The absolute best answer would be to fish a neutral wire down to the switch box, but due to the geometry of how the walls come down from the attic ceiling down to the bottom of the stairwell, I knew this was a lost cause. The existing wires took far too many turns to get down to the switch box. So whatever I did, it had to work with just the existing line and load.
I had tried an Aspire dimmer switch that supposedly could work without a neutral. But it didn't coexist well with my LED tubes. They just flickered in and out, and the power to the Aspire switch wasn't even steady enough to join it to my z-wave network, so I couldn't adjust the min/max levels.
But I was reading about some of the micro/nano dimmers from Aeotec and Fibaro. Supposedly, they were much better about dealing with a variety of load types with no neutral.
And they had inputs so you could wire them up to whatever type of switch or button you like. So my thought was, why not get a dumb switch that behaves like the switch on a GE/Jasco, and wire it into a smart nano switch?
Ok, first question: What is the switch behavior on a GE smart switch? It behaves like two independent buttons - up and down. Only one can be pressed at a time. And it's momentary, so it always goes back to center. After a little research, the switch I needed was a "Single Pole, Double Throw, Center-Off, Momentary Contact Switch". And it turns out Leviton makes one in Decora style! The super specific switch on Amazon
My next failed attempt was with the Aeotec Nano Dimmer. It almost worked. Almost. Unfortunately, even though it had two separate switch inputs, it didn't have a mode to interpret them correctly. It ended up that both up and down on the Leviton switch acted as on/off toggles. But, other than that, it proved out the concept. The nano device did a great job of working without a ground, connecting to the z-wave network, and turning the LED lights on and off without flickering.
Then I read the manuals for the Fibaro Dimmer 2, especially about whether the inputs could be configured. And they could! It had a "window shade" mode that interpreted S1 and S2 differently!
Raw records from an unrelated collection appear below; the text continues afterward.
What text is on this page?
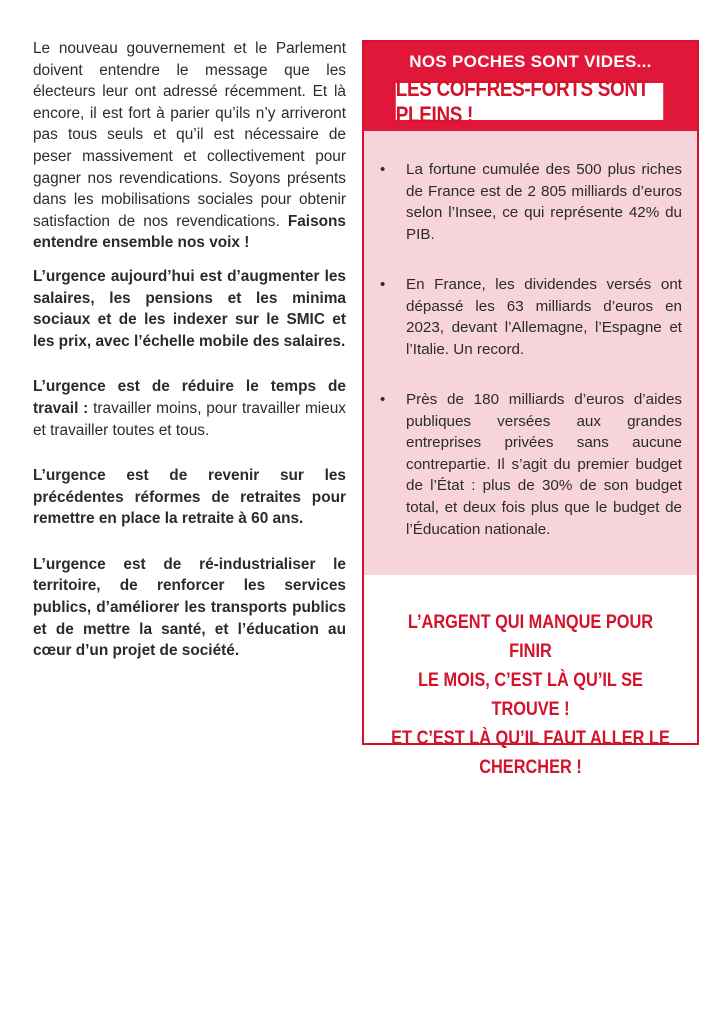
Le nouveau gouvernement et le Parlement doivent entendre le message que les électeurs leur ont adressé récemment. Et là encore, il est fort à parier qu’ils n’y arriveront pas tous seuls et qu’il est nécessaire de peser massivement et collectivement pour gagner nos revendications. Soyons présents dans les mobilisations sociales pour obtenir satisfaction de nos revendications. Faisons entendre ensemble nos voix !

L’urgence aujourd’hui est d’augmenter les salaires, les pensions et les minima sociaux et de les indexer sur le SMIC et les prix, avec l’échelle mobile des salaires.

L’urgence est de réduire le temps de travail : travailler moins, pour travailler mieux et travailler toutes et tous.

L’urgence est de revenir sur les précédentes réformes de retraites pour remettre en place la retraite à 60 ans.

L’urgence est de ré-industrialiser le territoire, de renforcer les services publics, d’améliorer les transports publics et de mettre la santé, et l’éducation au cœur d’un projet de société.

NOS POCHES SONT VIDES...
LES COFFRES-FORTS SONT PLEINS !
• La fortune cumulée des 500 plus riches de France est de 2 805 milliards d’euros selon l’Insee, ce qui représente 42% du PIB.
• En France, les dividendes versés ont dépassé les 63 milliards d’euros en 2023, devant l’Allemagne, l’Espagne et l’Italie. Un record.
• Près de 180 milliards d’euros d’aides publiques versées aux grandes entreprises privées sans aucune contrepartie. Il s’agit du premier budget de l’État : plus de 30% de son budget total, et deux fois plus que le budget de l’Éducation nationale.
L’ARGENT QUI MANQUE POUR FINIR
LE MOIS, C’EST LÀ QU’IL SE TROUVE !
ET C’EST LÀ QU’IL FAUT ALLER LE
CHERCHER !
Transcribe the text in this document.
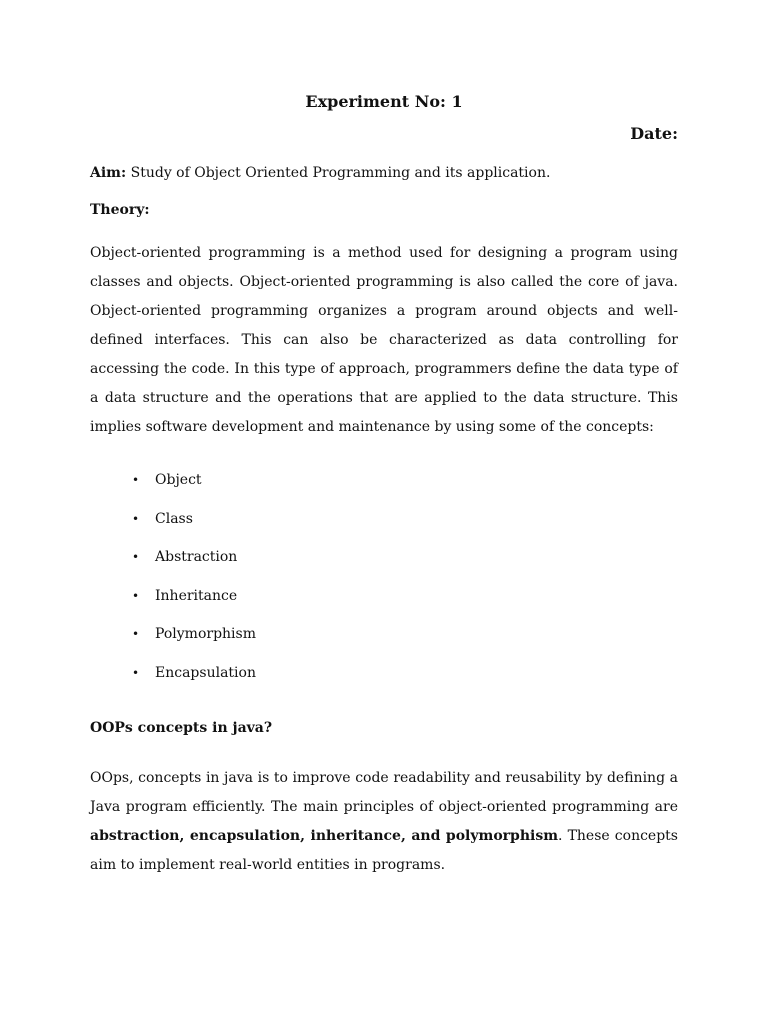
Experiment No: 1

Date:

Aim: Study of Object Oriented Programming and its application.

Theory:

Object-oriented programming is a method used for designing a program using classes and objects. Object-oriented programming is also called the core of java. Object-oriented programming organizes a program around objects and well-defined interfaces. This can also be characterized as data controlling for accessing the code. In this type of approach, programmers define the data type of a data structure and the operations that are applied to the data structure. This implies software development and maintenance by using some of the concepts:

• Object
• Class
• Abstraction
• Inheritance
• Polymorphism
• Encapsulation

OOPs concepts in java?

OOps, concepts in java is to improve code readability and reusability by defining a Java program efficiently. The main principles of object-oriented programming are abstraction, encapsulation, inheritance, and polymorphism. These concepts aim to implement real-world entities in programs.
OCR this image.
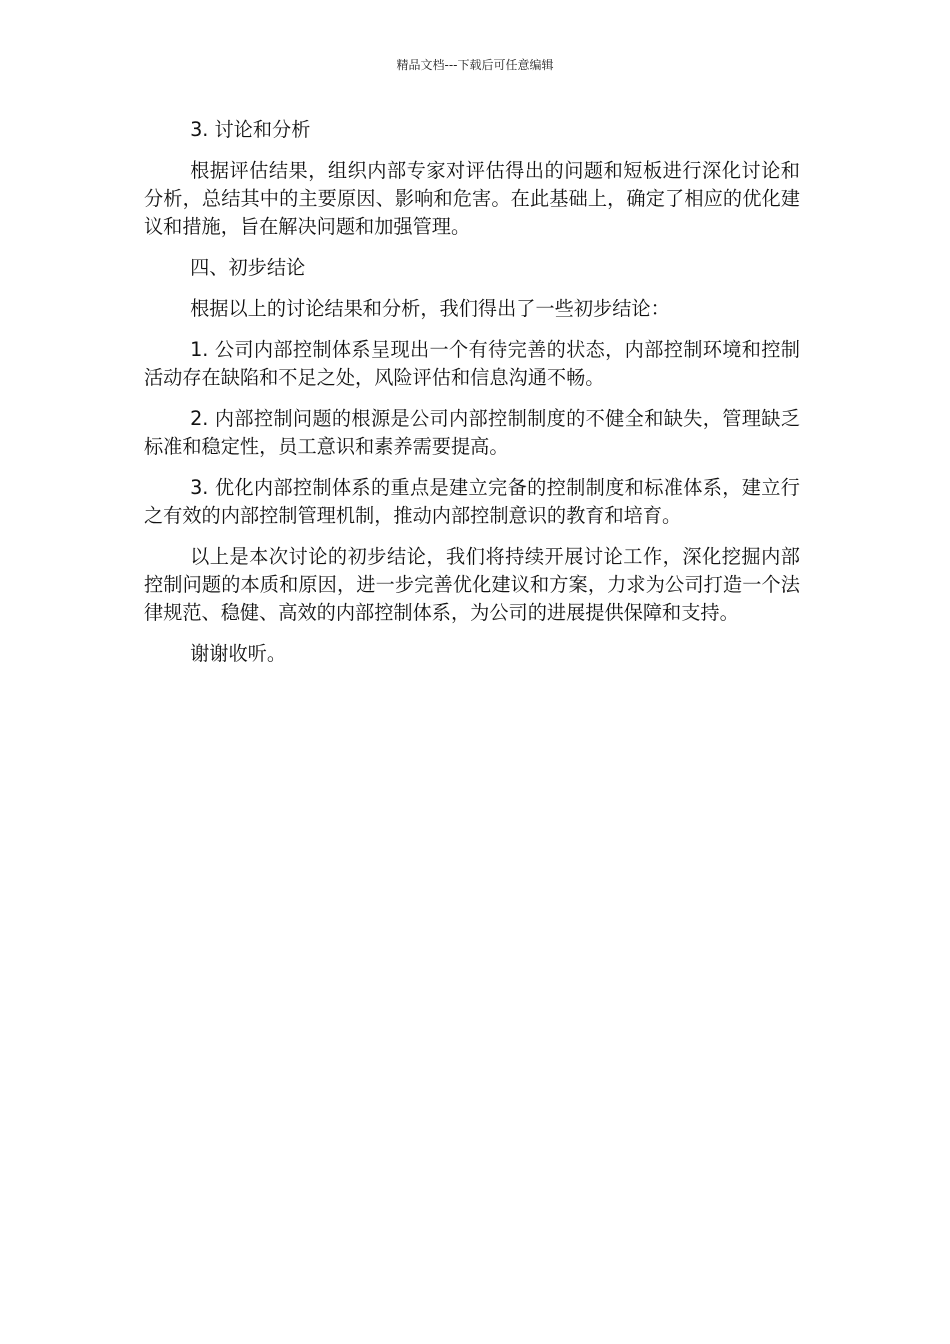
精品文档---下载后可任意编辑

3. 讨论和分析

根据评估结果，组织内部专家对评估得出的问题和短板进行深化讨论和分析，总结其中的主要原因、影响和危害。在此基础上，确定了相应的优化建议和措施，旨在解决问题和加强管理。

四、初步结论

根据以上的讨论结果和分析，我们得出了一些初步结论：

1. 公司内部控制体系呈现出一个有待完善的状态，内部控制环境和控制活动存在缺陷和不足之处，风险评估和信息沟通不畅。

2. 内部控制问题的根源是公司内部控制制度的不健全和缺失，管理缺乏标准和稳定性，员工意识和素养需要提高。

3. 优化内部控制体系的重点是建立完备的控制制度和标准体系，建立行之有效的内部控制管理机制，推动内部控制意识的教育和培育。

以上是本次讨论的初步结论，我们将持续开展讨论工作，深化挖掘内部控制问题的本质和原因，进一步完善优化建议和方案，力求为公司打造一个法律规范、稳健、高效的内部控制体系，为公司的进展提供保障和支持。

谢谢收听。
The wiring for the Fibaro was ever so slightly different, but it only took about 10 minutes to swap and re-wire. Just follow the diagrams.
Finally, I used the Basic Z-Wave Tool driver to set some parameters on the Fibaro. (Although I now see that there's a community driver that would have allowed me to do this much easier.) The ones I set were:
- Changing Switch Type to "Roller Blind". This made it respond properly to my single-pole, double-throw Leviton switch.
- Swap S1 and S2. This just flipped the up/down behavior of the switch. Nice that they have this in configuration, so I don't have to open up the switchbox and flip the wires.
- On/Off Mode. My LED tubes aren't dimmable, so this ensured that, even though the Fibaro is capable of dimming, it would be forced to always be either 0% or 100%.
And that was it! I now have a smart switch, with no neutral, that from the outside looks exactly like a normal Decora switch, and behaves exactly like a GE/Jasco switch. Only two small differences between it and the GE/Jasco switches: It doesn't have a status light, and the "throw" of the rocker is slightly deeper than the GEs, which are quite shallow.